Über ein Gutachten

Na also. Da ist es wieder. Pünktlich zum Osterfest hat die Piratenpartei in NRW ein neues Gate! Nach der aktuellen Faktenlage hat der Landesvorstand vorsätzlich ein Gutachten zurückgehalten, dass Nichteinhaltung der Einladungsfrist zur Aufstellungsversammlung sehr kritisch sieht und aufzeigt dass es mit der Gültigkeit der Landesliste Probleme geben könnte. Dieses Gutachten lag dem Landesvorstand anscheinend bereits vor Durchführung der AV vor, jedoch wurde die Veröffentlichung vorsätzlich verzögert, aus nicht weiter genannten Gründen.
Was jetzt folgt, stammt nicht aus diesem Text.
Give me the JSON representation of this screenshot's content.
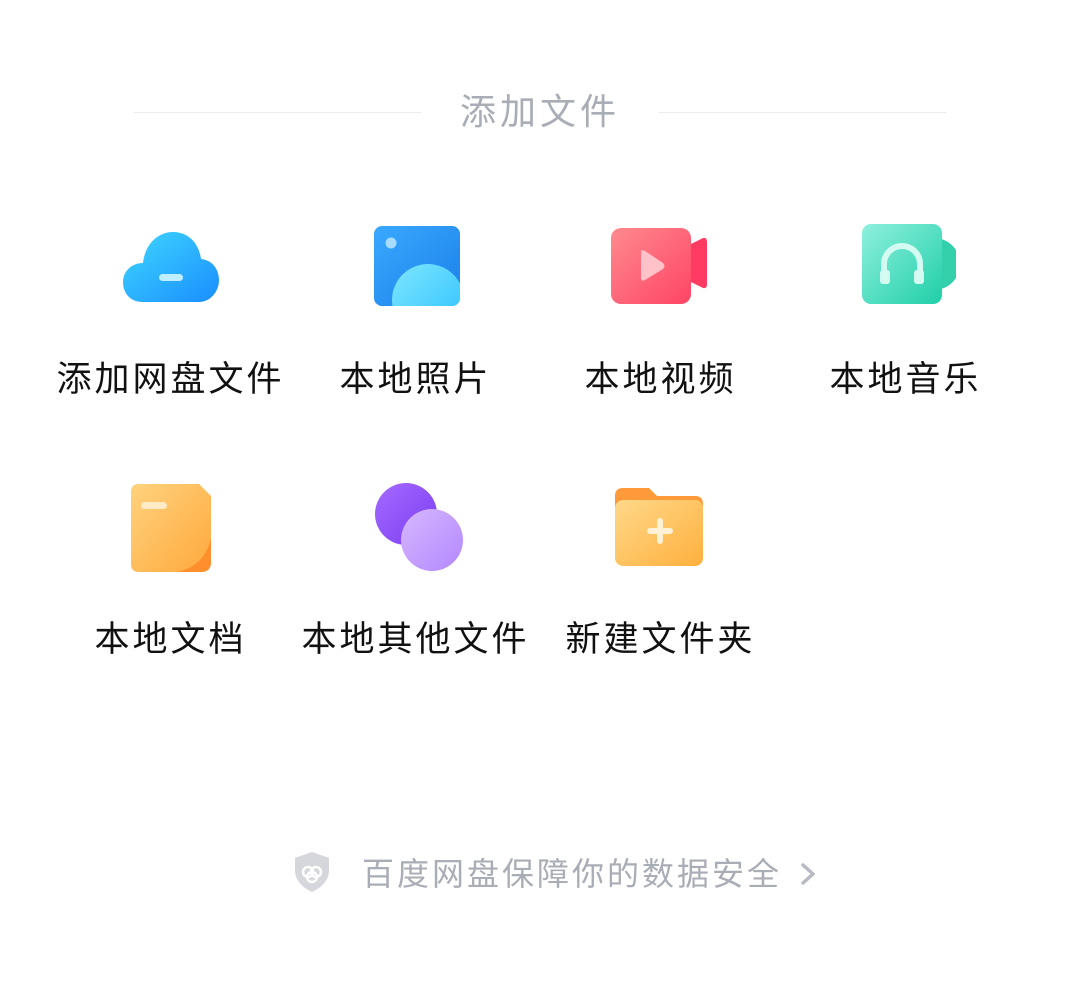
{
  "header": {
    "title": "添加文件"
  },
  "items": [
    {
      "label": "添加网盘文件",
      "icon": "cloud-icon",
      "color": "#1aa7ff"
    },
    {
      "label": "本地照片",
      "icon": "photo-icon",
      "color": "#2a9dff"
    },
    {
      "label": "本地视频",
      "icon": "video-camera-icon",
      "color": "#ff4f6f"
    },
    {
      "label": "本地音乐",
      "icon": "headphones-icon",
      "color": "#2fd6b4"
    },
    {
      "label": "本地文档",
      "icon": "document-icon",
      "color": "#ffb23f"
    },
    {
      "label": "本地其他文件",
      "icon": "bubbles-icon",
      "color": "#9f6bff"
    },
    {
      "label": "新建文件夹",
      "icon": "folder-plus-icon",
      "color": "#ffb347"
    }
  ],
  "footer": {
    "text": "百度网盘保障你的数据安全",
    "icon": "shield-icon",
    "chevron": "chevron-right-icon"
  },
  "colors": {
    "muted_text": "#a9adb6",
    "primary_text": "#111111",
    "divider": "#ececee"
  }
}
Im Landtag NRW kritisieren die @20Piraten regelmäßig, dass die Regierung Gutachten zurückhält, welche nicht ihrer Meinung entsprechen. Jetzt haben wir einen sehr ähnlich gelagerten Fall im eigenen Landesvorstand. Konkret nimmt sich ein Informatiker heraus, besser über eine juristische Fach Einschätzung beurteilen zu können, als der begutachtende Jurist. Ich frage mich, wie wir im Landtag so weiter argumentieren können?!

In einem veröffentlichten Briefwechsel fällt der Vorschlag, das Gutachten so lange zurückzuhalten, bis weitere Informationen an den Juristen gegeben wurden um das Gutachten in die „richtige“ Richtung zu verändern. Warum der beauftragte Anwalt nicht sofort alle Informationen bekommen hat bleibt unklar.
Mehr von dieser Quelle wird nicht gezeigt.